On the basis of the embodiment corresponding to fig. 3, the embodiment of the application further provides a method for generating the mouth area image. Fig. 4 is a flowchart of a method for generating a mouth area image according to an embodiment of the present application. As shown in fig. 4, in S303, mapping the original mouth region to a preset mouth region template map according to the point position of the original mouth region, to generate a mouth region image, including:
s401, constructing a first affine transformation matrix from the point position of the original mouth region to the point position of the template mouth region in the template diagram of the preset mouth region.
The construction method of the first affine transformation matrix is similar to that of the first sample affine transformation matrix, and is not repeated here.
S402, mapping the original mouth region into a preset mouth region template diagram by adopting a first affine transformation matrix according to the point positions of the original mouth region, and generating a mouth region image.
The generation manner of this step is similar to that of the original mouth region image of the sample, and will not be described here again.

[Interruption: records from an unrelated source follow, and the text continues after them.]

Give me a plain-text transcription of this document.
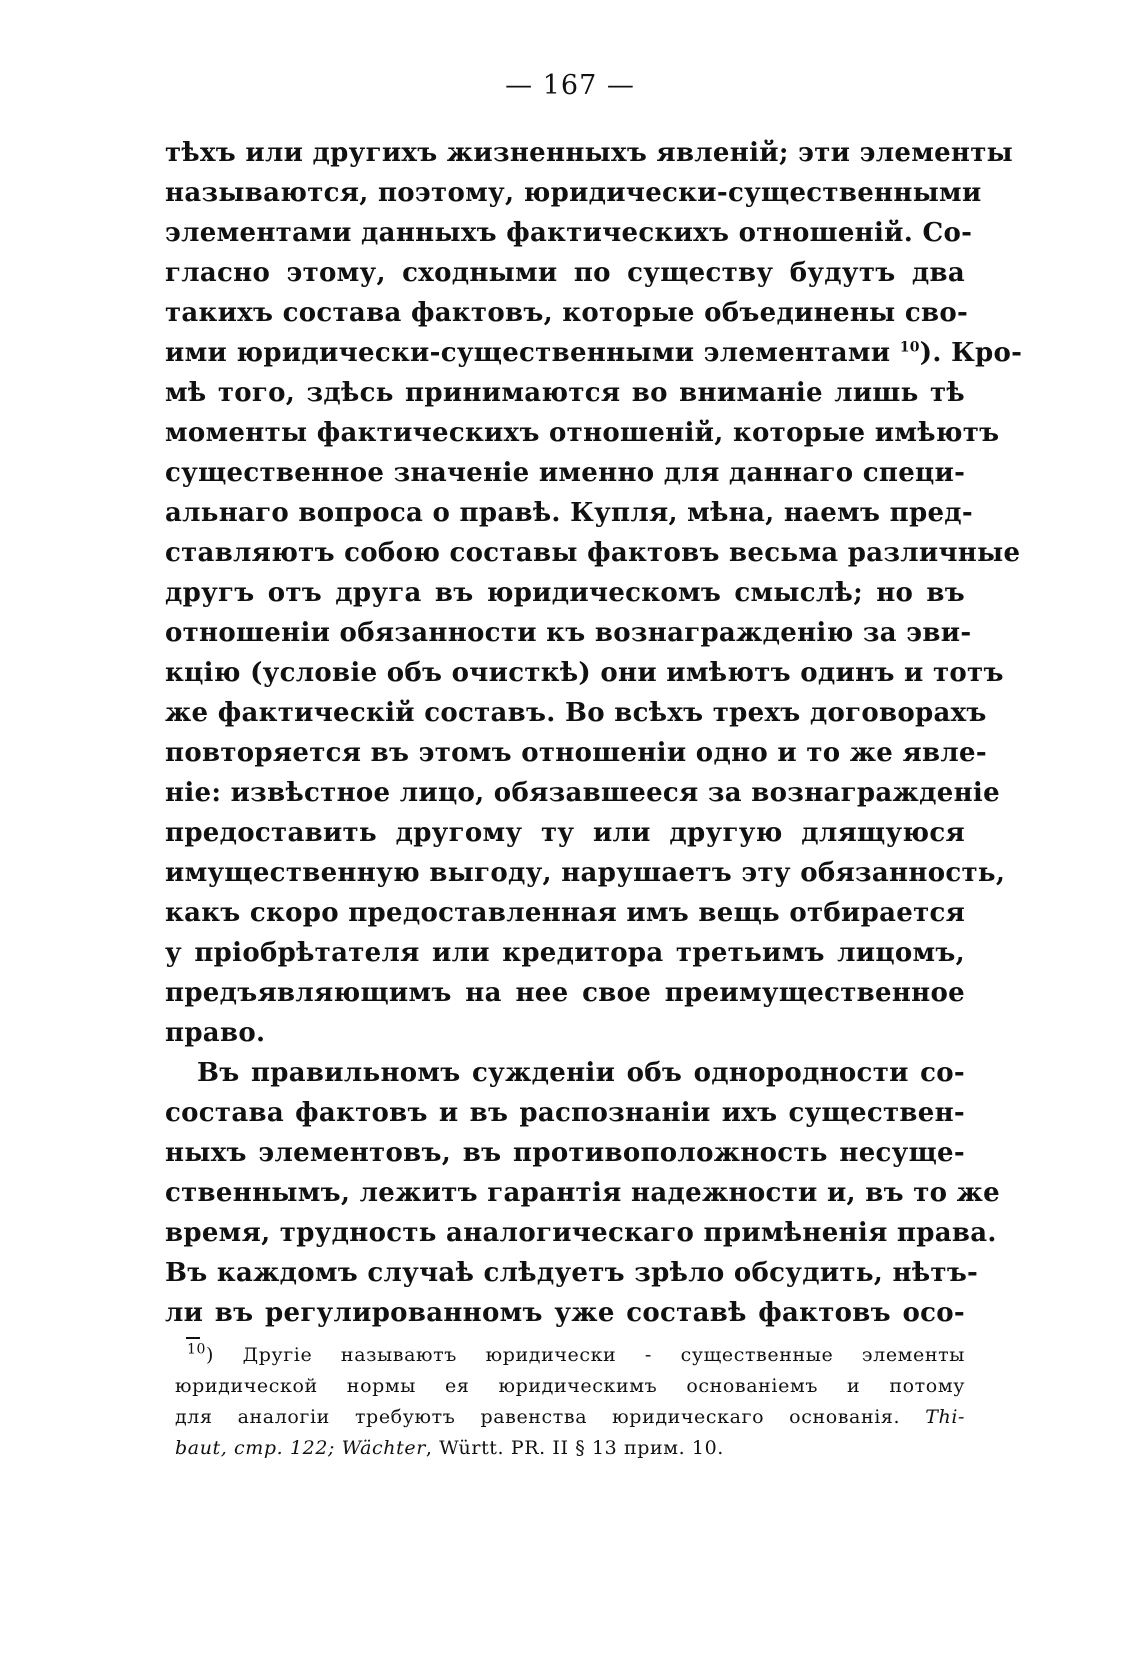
— 167 —
тѣхъ или другихъ жизненныхъ явленій; эти элементы
называются, поэтому, юридически-существенными
элементами данныхъ фактическихъ отношеній. Со-
гласно этому, сходными по существу будутъ два
такихъ состава фактовъ, которые объединены сво-
ими юридически-существенными элементами $^{10}$). Кро-
мѣ того, здѣсь принимаются во вниманіе лишь тѣ
моменты фактическихъ отношеній, которые имѣютъ
существенное значеніе именно для даннаго специ-
альнаго вопроса о правѣ. Купля, мѣна, наемъ пред-
ставляютъ собою составы фактовъ весьма различные
другъ отъ друга въ юридическомъ смыслѣ; но въ
отношеніи обязанности къ вознагражденію за эви-
кцію (условіе объ очисткѣ) они имѣютъ одинъ и тотъ
же фактическій составъ. Во всѣхъ трехъ договорахъ
повторяется въ этомъ отношеніи одно и то же явле-
ніе: извѣстное лицо, обязавшееся за вознагражденіе
предоставить другому ту или другую длящуюся
имущественную выгоду, нарушаетъ эту обязанность,
какъ скоро предоставленная имъ вещь отбирается
у пріобрѣтателя или кредитора третьимъ лицомъ,
предъявляющимъ на нее свое преимущественное
право.
Въ правильномъ сужденіи объ однородности со-
состава фактовъ и въ распознаніи ихъ существен-
ныхъ элементовъ, въ противоположность несуще-
ственнымъ, лежитъ гарантія надежности и, въ то же
время, трудность аналогическаго примѣненія права.
Въ каждомъ случаѣ слѣдуетъ зрѣло обсудить, нѣтъ-
ли въ регулированномъ уже составѣ фактовъ осо-
$^{10}$) Другіе называютъ юридически - существенные элементы
юридической нормы ея юридическимъ основаніемъ и потому
для аналогіи требуютъ равенства юридическаго основанія. Thi-
baut, стр. 122; Wächter, Württ. PR. II § 13 прим. 10.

To sum up, in the present embodiment, a first affine transformation matrix from the point location of the original mouth region to the point location of the template mouth region in the template diagram of the preset mouth region is constructed; according to the point positions of the original mouth region, a first affine transformation matrix is adopted to map the original mouth region into a preset mouth region template diagram, and a mouth region image is generated. Thus, the mouth area image is accurately generated.

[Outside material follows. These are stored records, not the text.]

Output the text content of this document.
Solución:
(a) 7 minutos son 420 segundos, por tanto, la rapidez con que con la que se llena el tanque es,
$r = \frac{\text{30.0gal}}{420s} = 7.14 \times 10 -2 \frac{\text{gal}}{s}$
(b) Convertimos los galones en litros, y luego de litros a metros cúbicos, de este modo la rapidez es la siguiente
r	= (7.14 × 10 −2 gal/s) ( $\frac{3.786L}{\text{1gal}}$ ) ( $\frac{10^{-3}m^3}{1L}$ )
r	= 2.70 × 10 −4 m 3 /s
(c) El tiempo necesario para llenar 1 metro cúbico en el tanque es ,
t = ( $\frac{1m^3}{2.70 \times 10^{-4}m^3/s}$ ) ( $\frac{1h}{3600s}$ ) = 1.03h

On the basis of the embodiment corresponding to fig. 4, the embodiment of the application further provides a method for generating the target effect image. Fig. 5 is a flowchart of a method for generating a target effect image according to an embodiment of the application. As shown in fig. 5, in S305, restoring the tooth whitening effect map to the image to be processed, and generating a target effect image corresponding to the image to be processed includes:
S501, constructing a second affine transformation matrix from the point location of the template mouth region to the point location of the original mouth region.

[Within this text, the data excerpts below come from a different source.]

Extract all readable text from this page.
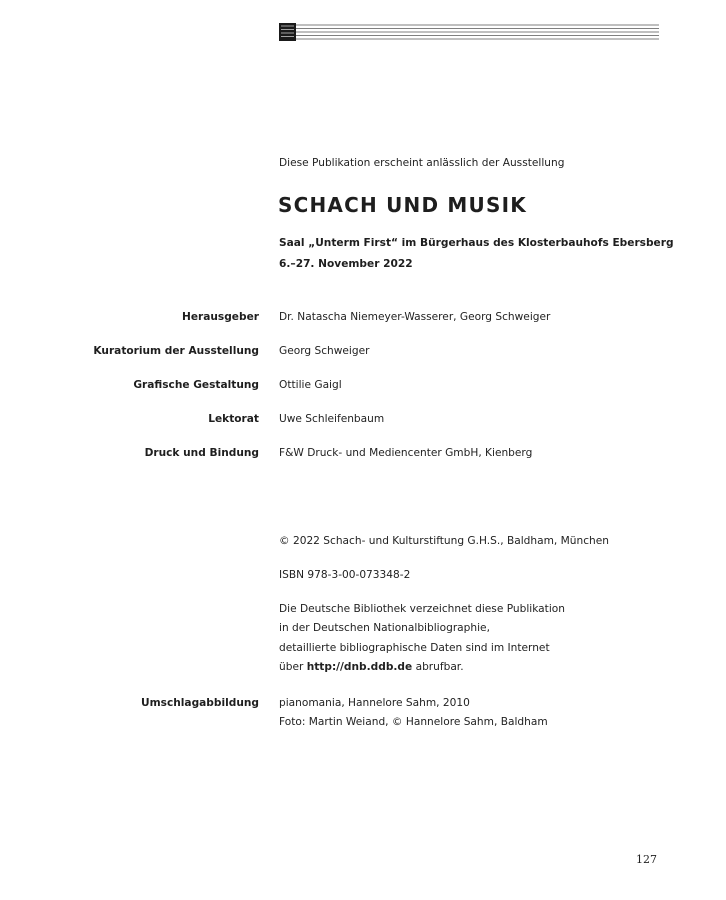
Diese Publikation erscheint anlässlich der Ausstellung
SCHACH UND MUSIK
Saal „Unterm First“ im Bürgerhaus des Klosterbauhofs Ebersberg
6.–27. November 2022
Herausgeber Dr. Natascha Niemeyer-Wasserer, Georg Schweiger
Kuratorium der Ausstellung Georg Schweiger
Grafische Gestaltung Ottilie Gaigl
Lektorat Uwe Schleifenbaum
Druck und Bindung F&W Druck- und Mediencenter GmbH, Kienberg
© 2022 Schach- und Kulturstiftung G.H.S., Baldham, München
ISBN 978-3-00-073348-2
Die Deutsche Bibliothek verzeichnet diese Publikation
in der Deutschen Nationalbibliographie,
detaillierte bibliographische Daten sind im Internet
über http://dnb.ddb.de abrufbar.
Umschlagabbildung pianomania, Hannelore Sahm, 2010
Foto: Martin Weiand, © Hannelore Sahm, Baldham
127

The construction method of the second affine transformation matrix is similar to that of the first sample affine transformation matrix, and is not repeated here. The two are only different in that the construction direction of the first sample affine transformation matrix is from the point of the original mouth region of the sample to the point of the template mouth region, and the construction direction of the second affine transformation matrix is from the point of the template mouth region to the point of the original mouth region.
S502, generating point positions of a mouth area in the tooth whitening effect diagram, mapping the generated mouth area into an original mouth area by adopting a second affine transformation matrix, and obtaining the mapped tooth whitening effect diagram.
The generation manner of this step is similar to that of the original mouth region image of the sample, and will not be described here again.
S503, restoring the mapped tooth whitening effect image to the image to be processed, and generating a target effect image.
And replacing the original mouth area in the image to be processed by the mapped tooth whitening effect image to obtain a target effect image corresponding to the image to be processed. The target effect image includes both the mouth area after tooth whitening and other area artwork except the mouth area.
To sum up, in the present embodiment, a second affine transformation matrix from the point location of the template mouth region to the point location of the original mouth region is constructed; generating point positions of a mouth area in the tooth whitening effect map, mapping the generated mouth area into an original mouth area by adopting a second affine transformation matrix, and obtaining a mapped tooth whitening effect map; and restoring the mapped tooth whitening effect image to the image to be processed to generate a target effect image. Thus, the target effect image after the tooth whitening treatment is accurately obtained.
On the basis of the embodiment corresponding to fig. 5, in another embodiment of the present application, in S503, restoring the mapped tooth whitening effect map to the image to be processed, and generating the target effect image includes:
and restoring the mapped tooth whitening effect graph to the image to be processed by adopting a preset image restoration formula according to the preset tooth whitening intensity parameters, and generating a target effect image.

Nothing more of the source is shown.